So here we go again. It’s September 2014 and I’m out for one of my regular runs, about 10k, and there’s a noticeable thump in my chest and an odd sensation of palpitations. I stop running and the weirdness stops almost immediately. Slightly puzzled, I continue with no further incident.

I’m quite familiar with the odd palpitation now and again, all completely harmless, and so I think nothing of it. Until about a month or so later when it happens again. As before, a thump in my chest, a bit of a whoozy feeling, but as soon as I stop running it all goes away. OK, I think, if this happens again I will have to get it checked out.

And it does happen again. I’m out with some running buddies in Oxford and thump, there it goes, and this time when I stop running the odd sensation continues. My heart is thumping and my heart rate monitor reads around 240 bpm. This is not good I think and so with the help of my buddies I deliver myself to A & E at the John Radcliffe Hospital. ‘Something weird keeps happening to my heart’ I say, ‘and it’s happening now’.

The medics wheel me in and wire me up to several machines. It seems they're amazed that I’ve arrived conscious and self-ambulatory. I’m in the midst of an episode of supraventricular tachycardia, a potentially dangerous heart arrhythmia. I’m found a bed and I'm given a dose of amiodarone, a powerful anti-arrhythmia drug (I thought I’d seen the last of amiodarone back in 2000). This has the desired effect and with another pronounced thump, my heart kicks back into a normal sinus rhythm.

OK I think. It seems we know what’s happening (that’s good), it seems that incidents are becoming more frequent and more severe (that’s bad), we know a drug that can stop it if it kicks off again (that’s good), but presumably the plan will be to figure out a way to stop it happening again (needless to say, that’s the interesting bit).

My previous history is a complicating factor. The medics can’t agree whether or not the two events are related. Nor can they agree whether or not the damage left in my heart after my cardiomyopathy (this is the first I knew there was any) might alter the effectiveness of the standard treatments. Frustratingly, while this is all discussed the medics are very nervous of letting me out of their sight. This despite the fact that I am now stable, in a normal heart rhythm, and I've made a solemn promise not to go running again until this thing is all fixed!

It takes about a week, during which various tests are run, but eventually a plan is agreed. It seems I have an abnormal accessory electrical pathway in my heart and this can be zapped out by a catheter ablation procedure. Reluctantly, the medics agree that I can wait for this procedure at home.
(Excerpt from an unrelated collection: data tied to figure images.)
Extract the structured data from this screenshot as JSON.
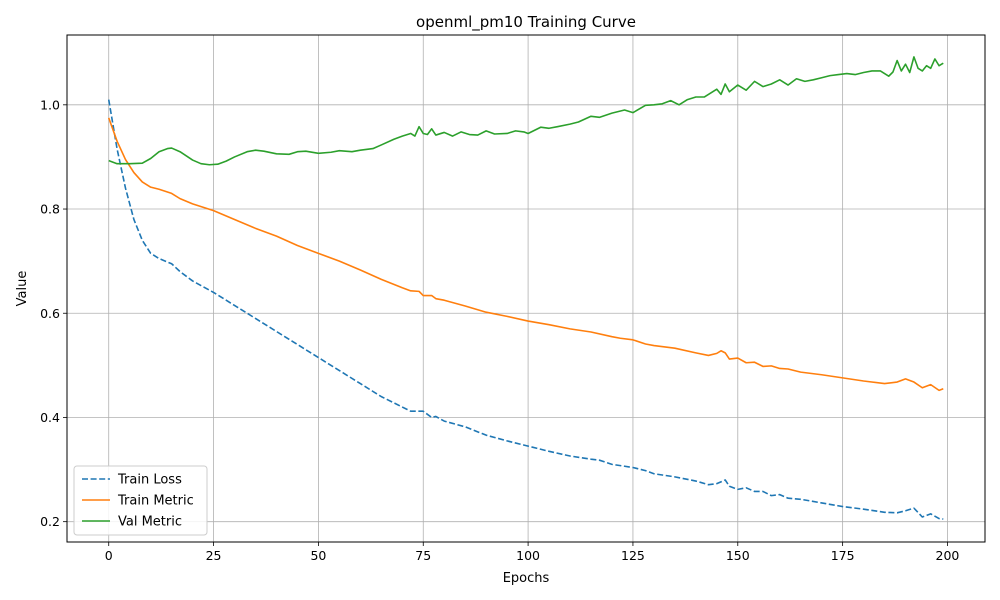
{
  "chart_data": {
    "type": "line",
    "title": "openml_pm10 Training Curve",
    "xlabel": "Epochs",
    "ylabel": "Value",
    "xlim": [
      -9.95,
      208.95
    ],
    "ylim": [
      0.161,
      1.134
    ],
    "xticks": [
      0,
      25,
      50,
      75,
      100,
      125,
      150,
      175,
      200
    ],
    "yticks": [
      0.2,
      0.4,
      0.6,
      0.8,
      1.0
    ],
    "ytick_labels": [
      "0.2",
      "0.4",
      "0.6",
      "0.8",
      "1.0"
    ],
    "grid": true,
    "legend_position": "lower-left",
    "series": [
      {
        "name": "Train Loss",
        "color": "#1f77b4",
        "style": "dashed",
        "x": [
          0,
          2,
          4,
          6,
          8,
          10,
          12,
          15,
          17,
          20,
          25,
          30,
          35,
          40,
          45,
          50,
          55,
          60,
          65,
          70,
          72,
          75,
          77,
          78,
          80,
          85,
          90,
          95,
          100,
          105,
          110,
          115,
          117,
          120,
          125,
          128,
          130,
          135,
          140,
          143,
          145,
          147,
          148,
          150,
          152,
          154,
          156,
          158,
          160,
          162,
          165,
          170,
          175,
          180,
          185,
          188,
          190,
          192,
          194,
          196,
          198,
          199
        ],
        "y": [
          1.01,
          0.915,
          0.84,
          0.78,
          0.74,
          0.715,
          0.705,
          0.695,
          0.68,
          0.662,
          0.64,
          0.615,
          0.59,
          0.565,
          0.54,
          0.515,
          0.49,
          0.465,
          0.44,
          0.42,
          0.412,
          0.412,
          0.4,
          0.402,
          0.393,
          0.382,
          0.366,
          0.355,
          0.345,
          0.335,
          0.326,
          0.32,
          0.318,
          0.31,
          0.304,
          0.298,
          0.292,
          0.286,
          0.278,
          0.271,
          0.273,
          0.28,
          0.268,
          0.262,
          0.265,
          0.258,
          0.258,
          0.25,
          0.252,
          0.245,
          0.243,
          0.236,
          0.229,
          0.224,
          0.218,
          0.217,
          0.221,
          0.226,
          0.209,
          0.215,
          0.206,
          0.205
        ]
      },
      {
        "name": "Train Metric",
        "color": "#ff7f0e",
        "style": "solid",
        "x": [
          0,
          2,
          4,
          6,
          8,
          10,
          12,
          15,
          17,
          20,
          25,
          30,
          35,
          40,
          45,
          50,
          55,
          60,
          65,
          70,
          72,
          74,
          75,
          77,
          78,
          80,
          85,
          90,
          95,
          100,
          105,
          110,
          115,
          120,
          122,
          125,
          128,
          130,
          135,
          140,
          143,
          145,
          146,
          147,
          148,
          150,
          152,
          154,
          156,
          158,
          160,
          162,
          165,
          170,
          175,
          180,
          185,
          188,
          190,
          192,
          194,
          196,
          198,
          199
        ],
        "y": [
          0.975,
          0.93,
          0.895,
          0.87,
          0.852,
          0.842,
          0.838,
          0.83,
          0.82,
          0.81,
          0.797,
          0.78,
          0.763,
          0.748,
          0.73,
          0.715,
          0.7,
          0.683,
          0.665,
          0.649,
          0.643,
          0.642,
          0.634,
          0.634,
          0.628,
          0.625,
          0.614,
          0.602,
          0.594,
          0.585,
          0.578,
          0.57,
          0.564,
          0.555,
          0.552,
          0.549,
          0.541,
          0.538,
          0.533,
          0.524,
          0.519,
          0.523,
          0.528,
          0.524,
          0.512,
          0.514,
          0.505,
          0.506,
          0.498,
          0.499,
          0.494,
          0.493,
          0.487,
          0.482,
          0.476,
          0.47,
          0.465,
          0.468,
          0.474,
          0.468,
          0.457,
          0.463,
          0.452,
          0.455
        ]
      },
      {
        "name": "Val Metric",
        "color": "#2ca02c",
        "style": "solid",
        "x": [
          0,
          2,
          5,
          8,
          10,
          12,
          14,
          15,
          17,
          20,
          22,
          24,
          26,
          28,
          30,
          33,
          35,
          37,
          40,
          43,
          45,
          47,
          50,
          53,
          55,
          58,
          60,
          63,
          65,
          68,
          70,
          72,
          73,
          74,
          75,
          76,
          77,
          78,
          80,
          82,
          84,
          86,
          88,
          90,
          92,
          95,
          97,
          99,
          100,
          103,
          105,
          107,
          110,
          112,
          115,
          117,
          120,
          123,
          125,
          128,
          130,
          132,
          134,
          136,
          138,
          140,
          142,
          144,
          145,
          146,
          147,
          148,
          150,
          152,
          154,
          156,
          158,
          160,
          162,
          164,
          166,
          168,
          170,
          172,
          174,
          176,
          178,
          180,
          182,
          184,
          186,
          187,
          188,
          189,
          190,
          191,
          192,
          193,
          194,
          195,
          196,
          197,
          198,
          199
        ],
        "y": [
          0.893,
          0.887,
          0.887,
          0.888,
          0.897,
          0.91,
          0.916,
          0.917,
          0.91,
          0.894,
          0.887,
          0.885,
          0.886,
          0.892,
          0.9,
          0.91,
          0.913,
          0.911,
          0.906,
          0.905,
          0.91,
          0.911,
          0.907,
          0.909,
          0.912,
          0.91,
          0.913,
          0.916,
          0.923,
          0.934,
          0.94,
          0.945,
          0.94,
          0.958,
          0.945,
          0.943,
          0.954,
          0.942,
          0.947,
          0.94,
          0.948,
          0.943,
          0.942,
          0.95,
          0.944,
          0.945,
          0.95,
          0.948,
          0.945,
          0.957,
          0.955,
          0.958,
          0.963,
          0.967,
          0.978,
          0.976,
          0.984,
          0.99,
          0.985,
          0.999,
          1.0,
          1.002,
          1.008,
          1.0,
          1.01,
          1.015,
          1.015,
          1.025,
          1.03,
          1.02,
          1.04,
          1.025,
          1.038,
          1.028,
          1.045,
          1.035,
          1.04,
          1.048,
          1.038,
          1.05,
          1.045,
          1.048,
          1.052,
          1.056,
          1.058,
          1.06,
          1.058,
          1.062,
          1.065,
          1.065,
          1.055,
          1.063,
          1.085,
          1.065,
          1.078,
          1.062,
          1.092,
          1.07,
          1.065,
          1.075,
          1.07,
          1.088,
          1.075,
          1.08
        ]
      }
    ]
  }
}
All-in-all, I'm OK. I can handle this. It seems I have something that is discreet and fixable. I just need to wait 3 or 4 weeks for the procedure. But once again, I can't help but bring a bit of scientific analysis to the table. Some of the medics are clear that this must be related to my previous history. I'm not so sure. If this does relate to damage left behind in my heart by my cardiomyopathy, then why did it wait 10+ years to suddenly rear its head? Equally, however, if it's a genetic inheritance then why did it take 50+ years to show its teeth. These seem to be the only two options under consideration and frankly, neither makes any sense to me.

Anyway, much as I hate loose ends or logical inconsistencies, and trust me I really hate them, I figure I should focus on the big picture. There is a plan and I'm promised a return to normality. I'm going to be well again.

As it turns out I go through the catheter ablation procedure twice. They don't quite get it all the first time. It's quite a bruising process, but of course to my mind it's clearly worth it. I step out into the world with my newly engineered heart somewhat gingerly. It's going to be another exercise in gradually testing new boundaries. How far I can push? No worries, been there, done that before.

And now in the post-Garmin world of personal data logs, I have evidence. Ooh, how I love this. I pick up running again in late March and my heart is as solid as a rock. A nice cluster of max heart rate figures around 140/160 bpm thrown into stark contrast by the four instances of tachycardia recorded pre-procedure in late 2014/early 2015.

There are adjustments to make. My running pace has shifted down a notch from 4:15/4:30 per km to 5:00/5:15 per click. It's like I have a newly fitted engine limiter. But trust me, I'm very happy just to be running. I have no appetite to push it. If slower and more steady is to be the new normal, I can live with that.

There is, however, one issue heaving into view on the horizon. Since before the saga all began, I'd been involved in arrangements for a trip to Nepal. The plan is to attempt the 6400m Mera Peak. I've been told I can resume normal activity, but what do the medics consider as normal? Climbing mountains is normal for me, but this kind of altitude is perhaps outside the scope of what many would consider normal. I've not shared my plans with the doctors, not out of any deviousness, but just because one step at a time seemed wise.

And now the question is do I ask them? Am I prepared for an answer I might not like? Is it better to trust my own instincts and not to ask? Bloody hell! It's a tricky one!